Le plus malheureux est que Field Trip suggère qu'il est impossible de proposer une fin qui satisfasse Mulder et Scully en même temps. Par exemple, le dénouement du premier se révèle plus lumineux que celui de la vision de Scully. Dans sa "fin", Mulder a trouvé ce qu'il cherchait. Il finit sa quête de la Vérité en ayant une expérience d'enlèvement extraterrestre, puis il en ramène un chez lui pour le montrer à Scully. Le point culminant présente cette dernière stupéfaite, avant de délivrer ses aveux à son partenaire, en lui expliquant qu'il a toujours eu raison et qu'elle avait tort. Un moment que Mulder n'espérait plus assister. En revanche, la fin de Scully se révèle sinistre: Elle révèle la mort de son coéquipier. Et l'ironie dans cette version est que le monde se range du côté de l'avis de Scully.
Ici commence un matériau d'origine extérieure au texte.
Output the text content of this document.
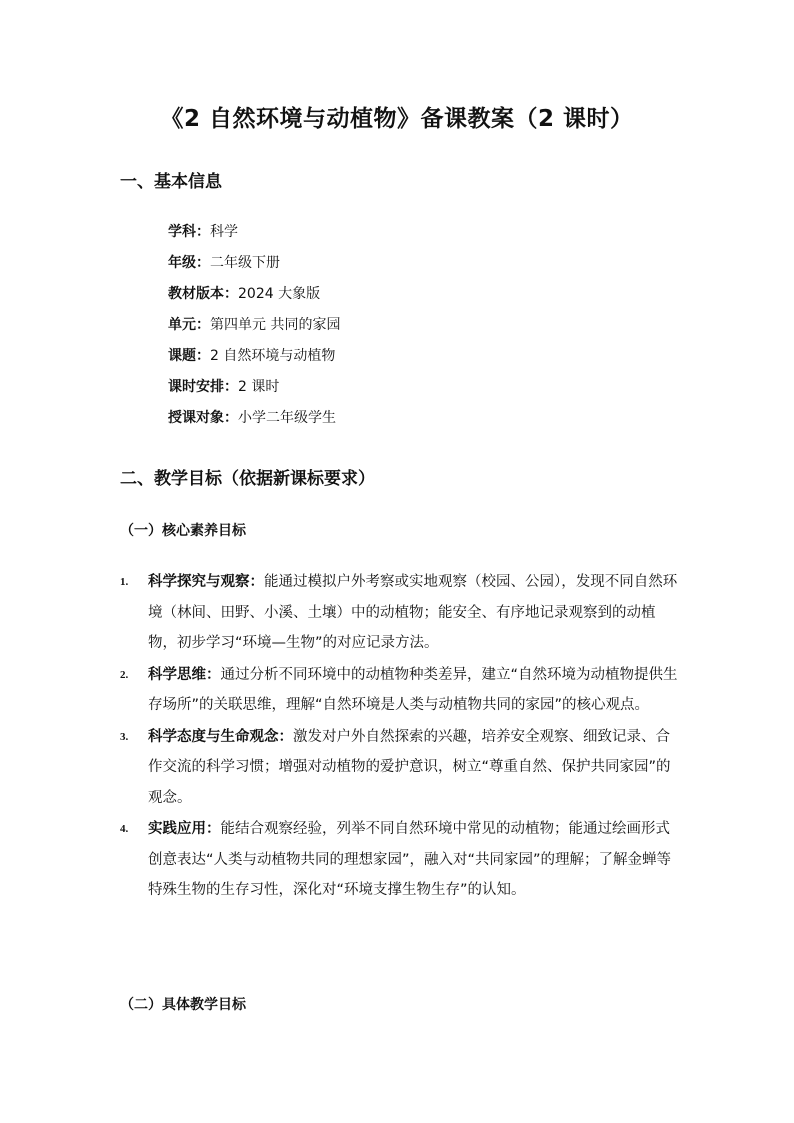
《2 自然环境与动植物》备课教案（2 课时）
一、基本信息
学科：科学
年级：二年级下册
教材版本：2024 大象版
单元：第四单元 共同的家园
课题：2 自然环境与动植物
课时安排：2 课时
授课对象：小学二年级学生
二、教学目标（依据新课标要求）
（一）核心素养目标
1. 科学探究与观察：能通过模拟户外考察或实地观察（校园、公园），发现不同自然环境（林间、田野、小溪、土壤）中的动植物；能安全、有序地记录观察到的动植物，初步学习“环境—生物”的对应记录方法。
2. 科学思维：通过分析不同环境中的动植物种类差异，建立“自然环境为动植物提供生存场所”的关联思维，理解“自然环境是人类与动植物共同的家园”的核心观点。
3. 科学态度与生命观念：激发对户外自然探索的兴趣，培养安全观察、细致记录、合作交流的科学习惯；增强对动植物的爱护意识，树立“尊重自然、保护共同家园”的观念。
4. 实践应用：能结合观察经验，列举不同自然环境中常见的动植物；能通过绘画形式创意表达“人类与动植物共同的理想家园”，融入对“共同家园”的理解；了解金蝉等特殊生物的生存习性，深化对“环境支撑生物生存”的认知。
（二）具体教学目标
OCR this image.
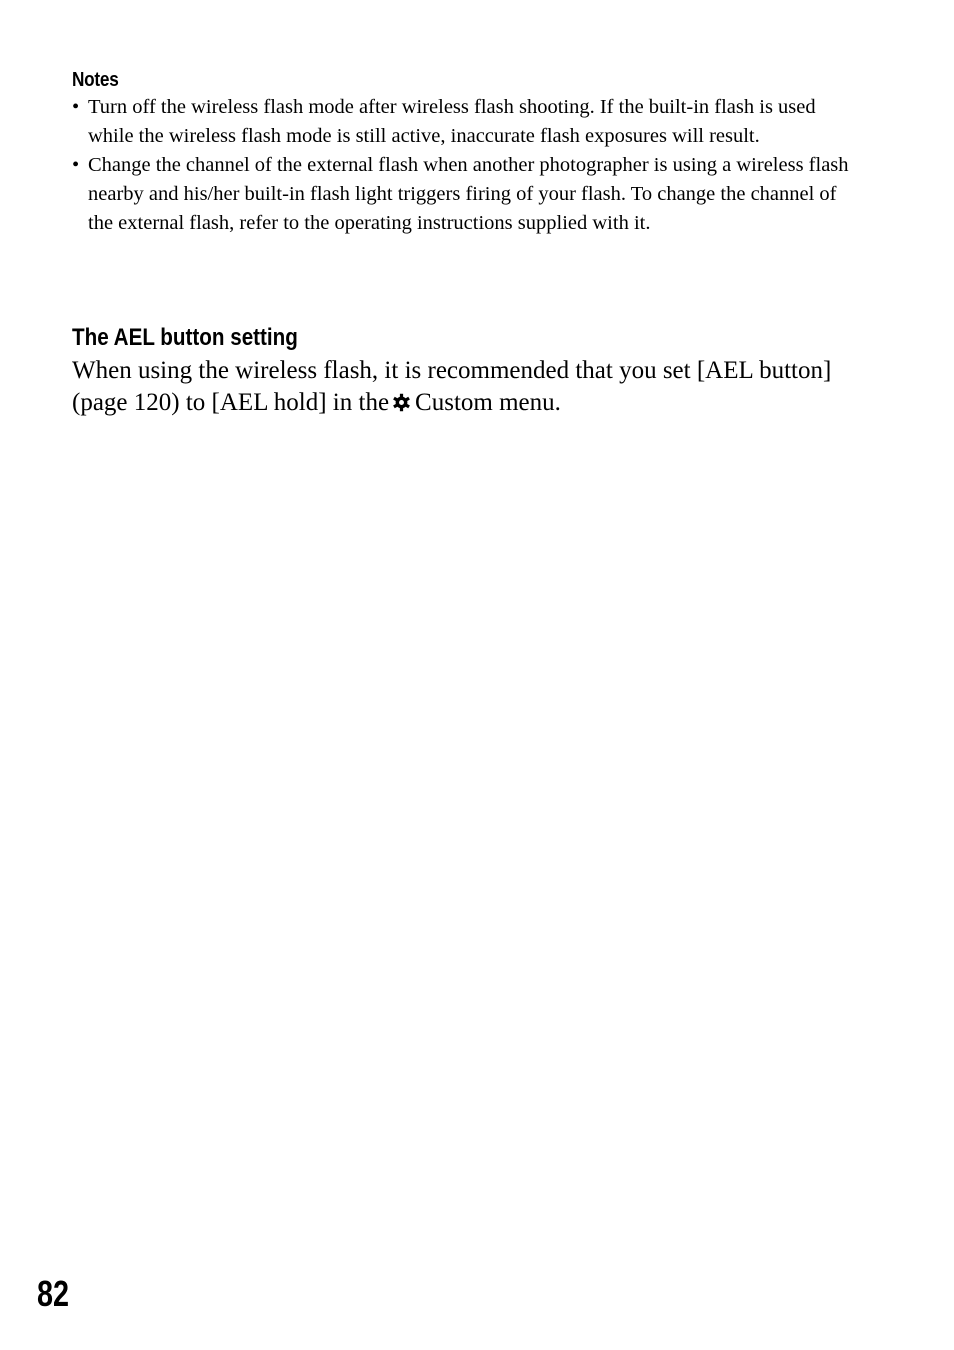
Notes
• Turn off the wireless flash mode after wireless flash shooting. If the built-in flash is used while the wireless flash mode is still active, inaccurate flash exposures will result.
• Change the channel of the external flash when another photographer is using a wireless flash nearby and his/her built-in flash light triggers firing of your flash. To change the channel of the external flash, refer to the operating instructions supplied with it.
The AEL button setting

When using the wireless flash, it is recommended that you set [AEL button] (page 120) to [AEL hold] in the Custom menu.

82
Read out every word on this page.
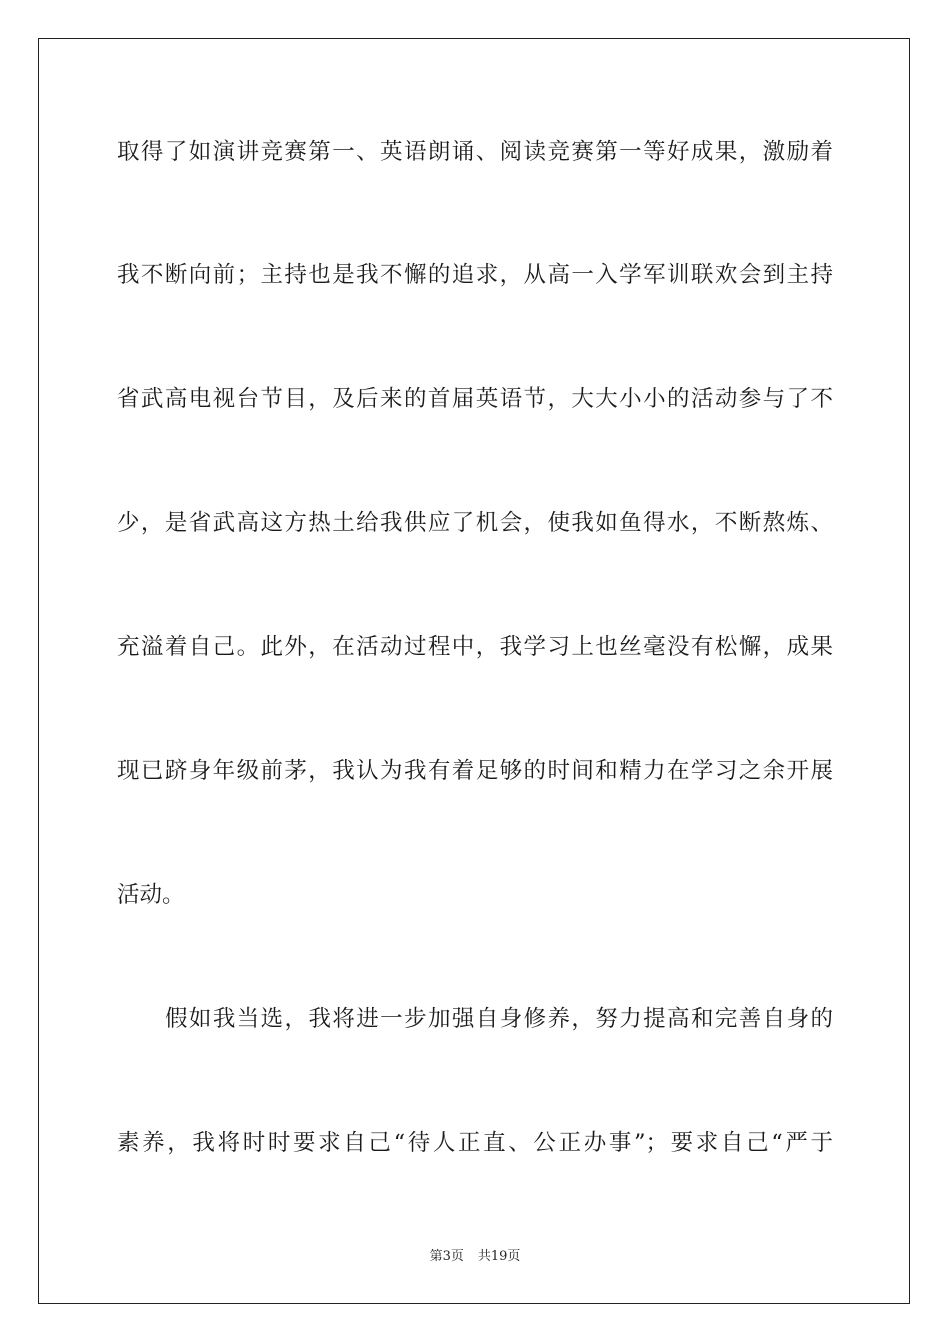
取得了如演讲竞赛第一、英语朗诵、阅读竞赛第一等好成果，激励着
我不断向前；主持也是我不懈的追求，从高一入学军训联欢会到主持
省武高电视台节目，及后来的首届英语节，大大小小的活动参与了不
少，是省武高这方热土给我供应了机会，使我如鱼得水，不断熬炼、
充溢着自己。此外，在活动过程中，我学习上也丝毫没有松懈，成果
现已跻身年级前茅，我认为我有着足够的时间和精力在学习之余开展
活动。
假如我当选，我将进一步加强自身修养，努力提高和完善自身的
素养，我将时时要求自己“待人正直、公正办事”；要求自己“严于
第3页 共19页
Elle évolue dans un X-Files alternatif dans lequel la découverte des restes de Mulder trouve une explication rationnelle et logique. Un univers sans mystère, sans fantaisie, où Skinner approuve ses conclusions et, pire, les Lone Gunmen sont d'accords avec elle. La fin réaliste de Scully se révèle donc profondément pessimiste et malheureuse. Lorsque j'ai vu l'épisode la première fois, j'avais cette sensation d'avoir deux fins différentes d'un jeu vidéo, façon Silent Hill: Une conclusion lorsqu'on jouait Mulder, et une autre quand on terminait avec Scully. On en revient donc à l'aspect très ludique de la sixième saison, d'ailleurs.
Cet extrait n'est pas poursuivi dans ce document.